Binnenland

Militairen niet in Irakees wespennest

Ruim 1000 Nederlandse militairen vertrekken binnenkort naar Irak voor deelname aan de zevende vredesmissie sinds het Srebrenica-debacle. Aankomend CU-senator Van Middelkoop schat in dat de risico’s beperkt zijn. „De politieke strijd is een Irakese aangelegenheid.”

Redactie politiek
6 June 2003 22:17Gewijzigd op 14 November 2020 00:21
DEN HAAG - Minister Kamp (r.) van Defensie gaf vrijdag in Nieuwspoort, samen met premier Balkenende (m.) en minister De Hoop Scheffer van Buitenlandse Zaken, een persconferentie over het sturen van een militaire eenheid van 1100 man naar Zuid-Irak. - Foto
DEN HAAG - Minister Kamp (r.) van Defensie gaf vrijdag in Nieuwspoort, samen met premier Balkenende (m.) en minister De Hoop Scheffer van Buitenlandse Zaken, een persconferentie over het sturen van een militaire eenheid van 1100 man naar Zuid-Irak. - Foto

Deelname aan deze „bescheiden operatie” betekent niet dat Nederland zich opnieuw in een wespennest steekt, vindt aankomend ChristenUnie-senator Van Middelkoop, politiek expert op het gebied van militaire vredesmissies. „De soldaten gaan er niet heen om te vechten of om vrede op te leggen.” De missie houdt volgens de gewezen GPV’er het midden tussen een politiemacht en een militaire macht.

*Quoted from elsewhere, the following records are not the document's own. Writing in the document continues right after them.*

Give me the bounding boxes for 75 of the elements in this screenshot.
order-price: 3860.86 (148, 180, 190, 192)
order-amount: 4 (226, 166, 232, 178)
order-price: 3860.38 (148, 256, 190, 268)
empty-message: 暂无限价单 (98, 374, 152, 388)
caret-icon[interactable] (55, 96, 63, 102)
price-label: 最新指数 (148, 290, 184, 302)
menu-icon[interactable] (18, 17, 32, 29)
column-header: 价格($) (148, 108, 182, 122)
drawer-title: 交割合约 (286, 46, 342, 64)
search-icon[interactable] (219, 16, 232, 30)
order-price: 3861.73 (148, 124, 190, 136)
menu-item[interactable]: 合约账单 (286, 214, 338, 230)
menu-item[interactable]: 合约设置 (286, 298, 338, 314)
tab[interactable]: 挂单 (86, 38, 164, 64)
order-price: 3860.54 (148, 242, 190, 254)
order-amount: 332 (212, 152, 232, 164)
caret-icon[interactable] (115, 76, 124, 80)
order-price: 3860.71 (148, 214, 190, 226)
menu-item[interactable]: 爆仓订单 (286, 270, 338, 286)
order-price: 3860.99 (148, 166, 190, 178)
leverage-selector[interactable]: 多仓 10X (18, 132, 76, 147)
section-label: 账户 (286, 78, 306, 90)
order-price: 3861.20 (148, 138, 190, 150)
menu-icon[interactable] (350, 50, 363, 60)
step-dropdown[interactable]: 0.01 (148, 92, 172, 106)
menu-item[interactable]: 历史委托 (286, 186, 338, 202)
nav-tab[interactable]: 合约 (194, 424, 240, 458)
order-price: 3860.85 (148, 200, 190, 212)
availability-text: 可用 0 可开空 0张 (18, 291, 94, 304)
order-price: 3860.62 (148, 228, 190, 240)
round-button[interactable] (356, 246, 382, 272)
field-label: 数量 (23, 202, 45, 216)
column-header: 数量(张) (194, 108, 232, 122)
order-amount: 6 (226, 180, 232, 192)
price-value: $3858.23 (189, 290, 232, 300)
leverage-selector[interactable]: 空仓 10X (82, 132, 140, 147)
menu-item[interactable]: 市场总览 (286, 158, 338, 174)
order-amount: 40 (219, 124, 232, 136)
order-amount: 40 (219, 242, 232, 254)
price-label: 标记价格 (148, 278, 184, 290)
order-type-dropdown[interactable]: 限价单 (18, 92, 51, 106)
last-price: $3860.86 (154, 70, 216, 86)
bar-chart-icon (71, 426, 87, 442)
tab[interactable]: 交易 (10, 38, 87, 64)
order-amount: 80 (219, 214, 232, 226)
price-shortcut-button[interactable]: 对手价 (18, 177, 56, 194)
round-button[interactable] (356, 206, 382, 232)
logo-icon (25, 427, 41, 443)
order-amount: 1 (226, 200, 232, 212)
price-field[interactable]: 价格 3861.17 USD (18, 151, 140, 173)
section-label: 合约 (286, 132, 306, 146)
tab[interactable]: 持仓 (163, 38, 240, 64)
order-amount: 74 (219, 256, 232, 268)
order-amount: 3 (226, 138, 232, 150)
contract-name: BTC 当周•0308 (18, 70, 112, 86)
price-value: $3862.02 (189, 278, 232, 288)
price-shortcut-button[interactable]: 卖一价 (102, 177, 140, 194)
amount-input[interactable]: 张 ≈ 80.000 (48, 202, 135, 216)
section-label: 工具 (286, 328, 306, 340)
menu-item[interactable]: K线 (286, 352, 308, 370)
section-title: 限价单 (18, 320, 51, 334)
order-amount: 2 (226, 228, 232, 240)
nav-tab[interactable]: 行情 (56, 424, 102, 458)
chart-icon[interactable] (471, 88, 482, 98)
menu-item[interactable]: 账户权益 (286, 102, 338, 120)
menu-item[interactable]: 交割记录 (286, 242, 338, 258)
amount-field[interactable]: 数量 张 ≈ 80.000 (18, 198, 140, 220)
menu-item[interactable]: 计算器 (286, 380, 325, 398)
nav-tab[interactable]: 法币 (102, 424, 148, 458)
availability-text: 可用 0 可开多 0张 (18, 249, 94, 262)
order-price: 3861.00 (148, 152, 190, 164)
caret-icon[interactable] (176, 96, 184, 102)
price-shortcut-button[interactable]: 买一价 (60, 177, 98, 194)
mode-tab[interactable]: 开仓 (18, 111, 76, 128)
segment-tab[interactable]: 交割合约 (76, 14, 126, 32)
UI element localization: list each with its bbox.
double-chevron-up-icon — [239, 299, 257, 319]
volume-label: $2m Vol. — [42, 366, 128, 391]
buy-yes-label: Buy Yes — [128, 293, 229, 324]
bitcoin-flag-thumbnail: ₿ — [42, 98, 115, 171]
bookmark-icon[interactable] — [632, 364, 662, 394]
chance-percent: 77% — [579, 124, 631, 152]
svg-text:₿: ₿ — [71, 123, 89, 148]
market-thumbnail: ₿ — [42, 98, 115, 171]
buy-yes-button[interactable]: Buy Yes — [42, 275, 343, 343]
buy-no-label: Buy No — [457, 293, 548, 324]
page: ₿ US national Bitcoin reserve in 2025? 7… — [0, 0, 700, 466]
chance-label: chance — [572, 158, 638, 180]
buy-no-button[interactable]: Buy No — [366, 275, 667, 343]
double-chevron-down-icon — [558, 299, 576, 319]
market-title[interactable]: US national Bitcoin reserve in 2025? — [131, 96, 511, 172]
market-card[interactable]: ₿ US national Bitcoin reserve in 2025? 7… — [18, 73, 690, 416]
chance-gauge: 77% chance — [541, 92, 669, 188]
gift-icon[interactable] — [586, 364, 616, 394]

Een soortgelijke typering gebruikte minister Kamp (Defensie) vrijdag. In zijn ogen is deze vredesmissie geen groene operatie -waarbij de nadruk ligt op militair optreden- en ook geen blauwe - waarbij soldaten optreden als politieagent. Deelname aan de stabilisatiemacht in Irak is daarentegen een „paarse” missie, zoals Kamp het noemde.

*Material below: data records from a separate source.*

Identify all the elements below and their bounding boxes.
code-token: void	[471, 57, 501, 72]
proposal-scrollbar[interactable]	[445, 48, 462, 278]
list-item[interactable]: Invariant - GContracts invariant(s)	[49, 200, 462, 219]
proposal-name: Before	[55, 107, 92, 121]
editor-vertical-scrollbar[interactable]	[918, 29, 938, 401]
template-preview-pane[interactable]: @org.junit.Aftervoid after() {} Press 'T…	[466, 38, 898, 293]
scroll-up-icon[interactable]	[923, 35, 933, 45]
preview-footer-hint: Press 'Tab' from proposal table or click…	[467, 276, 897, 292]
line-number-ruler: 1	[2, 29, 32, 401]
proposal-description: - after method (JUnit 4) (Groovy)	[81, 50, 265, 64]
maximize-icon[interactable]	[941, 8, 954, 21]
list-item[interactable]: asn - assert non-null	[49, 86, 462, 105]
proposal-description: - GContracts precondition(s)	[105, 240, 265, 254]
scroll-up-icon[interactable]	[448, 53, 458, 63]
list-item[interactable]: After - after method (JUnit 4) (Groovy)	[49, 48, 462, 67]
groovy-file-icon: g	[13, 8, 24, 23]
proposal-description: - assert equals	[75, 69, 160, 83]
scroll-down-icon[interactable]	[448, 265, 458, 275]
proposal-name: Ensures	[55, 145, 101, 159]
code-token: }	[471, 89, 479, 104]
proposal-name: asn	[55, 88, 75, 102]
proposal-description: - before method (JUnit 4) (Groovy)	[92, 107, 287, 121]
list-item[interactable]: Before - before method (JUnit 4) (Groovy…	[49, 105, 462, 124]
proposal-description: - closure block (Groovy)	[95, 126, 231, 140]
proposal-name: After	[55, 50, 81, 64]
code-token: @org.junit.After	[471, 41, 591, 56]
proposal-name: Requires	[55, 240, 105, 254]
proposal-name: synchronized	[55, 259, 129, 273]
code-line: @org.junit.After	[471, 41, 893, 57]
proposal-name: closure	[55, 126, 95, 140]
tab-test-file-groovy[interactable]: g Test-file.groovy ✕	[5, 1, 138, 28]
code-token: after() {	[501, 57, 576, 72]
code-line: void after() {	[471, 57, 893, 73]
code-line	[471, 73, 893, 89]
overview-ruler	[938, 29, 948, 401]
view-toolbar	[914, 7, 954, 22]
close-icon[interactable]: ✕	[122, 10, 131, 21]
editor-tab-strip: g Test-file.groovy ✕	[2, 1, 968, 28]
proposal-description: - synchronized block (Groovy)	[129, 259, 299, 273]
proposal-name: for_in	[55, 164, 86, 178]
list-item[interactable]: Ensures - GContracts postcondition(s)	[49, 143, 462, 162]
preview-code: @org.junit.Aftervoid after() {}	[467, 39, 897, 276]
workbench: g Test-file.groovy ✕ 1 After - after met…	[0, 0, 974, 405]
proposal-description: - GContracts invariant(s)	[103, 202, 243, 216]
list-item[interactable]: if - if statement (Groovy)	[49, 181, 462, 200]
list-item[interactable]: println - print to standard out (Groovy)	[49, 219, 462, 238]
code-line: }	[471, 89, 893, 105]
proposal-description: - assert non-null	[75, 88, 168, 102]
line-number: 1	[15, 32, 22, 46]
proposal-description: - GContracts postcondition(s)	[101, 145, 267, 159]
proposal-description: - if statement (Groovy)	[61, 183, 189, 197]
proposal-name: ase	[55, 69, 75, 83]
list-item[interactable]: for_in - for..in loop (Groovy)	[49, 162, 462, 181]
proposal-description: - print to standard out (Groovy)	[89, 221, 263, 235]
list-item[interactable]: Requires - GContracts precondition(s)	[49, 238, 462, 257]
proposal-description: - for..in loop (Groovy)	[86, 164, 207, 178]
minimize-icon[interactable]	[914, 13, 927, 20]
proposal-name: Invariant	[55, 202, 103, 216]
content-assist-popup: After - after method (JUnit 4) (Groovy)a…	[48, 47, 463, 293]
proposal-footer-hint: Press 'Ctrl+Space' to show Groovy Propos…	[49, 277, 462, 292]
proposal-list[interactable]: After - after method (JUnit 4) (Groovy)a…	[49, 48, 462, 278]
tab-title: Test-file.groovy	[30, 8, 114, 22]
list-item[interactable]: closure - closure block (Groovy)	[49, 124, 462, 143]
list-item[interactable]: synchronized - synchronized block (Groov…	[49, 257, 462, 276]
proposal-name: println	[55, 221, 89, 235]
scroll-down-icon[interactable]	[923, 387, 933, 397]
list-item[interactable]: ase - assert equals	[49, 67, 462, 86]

In de praktijk komt dat neer op lichtbewapende mariniers, die uiteenlopende taken hebben. Het belangrijkste daarbij is het versterken van de veiligheid en stabiliteit in Irak, zodat de plaatselijke bevolking zo snel mogelijk zelf de politieke en bestuurlijke zeggenschap over het land op zich kan nemen. „Onze soldaten gaan een steentje bijdragen aan de wederopbouw en de toekomst van Irak”, zei minister De Hoop Scheffer (Buitenlandse Zaken).

Voor voldoende politiek draagvlak voor deze vredesmissie is een goede juridische basis belangrijk. De Tweede Kamer gaat doorgaans alleen akkoord met dit soort missies als er een VN-resolutie aan ten grondslag ligt. Dat is het geval. Deelname aan de stabilisatiemacht vloeit rechtstreeks voort uit resolutie 1483, die de VN-lidstaten oproept bij te dragen aan de stabiliteit en veiligheid in Irak.

Ook de commandostructuur lijkt helder geregeld. Hoewel de aan de stabilisatiemacht deelnemende landen zijn onderscheiden van de bezettende landen Amerika en Groot-Brittannië, vallen ze toch onder het bevel van de geallieerden. De Nederlandse troepen staan rechtstreeks onder Brits gezag. De Nederlandse commandanten en de minister van Defensie behouden echter de volledige zeggenschap over hun soldaten.

Na de inname van Irak is de regerende Ba’ath-partij verdwenen en is een politiek machtsvacuüm ontstaan. Van Middelkoop denkt dat de Nederlandse soldaten er niet veel last van zullen hebben. „De politieke strijd is een Irakese aangelegenheid en daar hebben de militairen niets mee te maken.”

De ministers van Buitenlandse Zaken en Defensie vinden de provincie Al-Muthanna in Zuid-Irak veilig genoeg voor de Nederlandse troepen. De politieke activiteiten van de sjiieten, de belangrijkste bevolkingsgroep in dat gebied, zijn beperkt. In de afgelopen maanden is er slechts één incident geweest waarbij een westerse militair was betrokken, meldde minister Kamp.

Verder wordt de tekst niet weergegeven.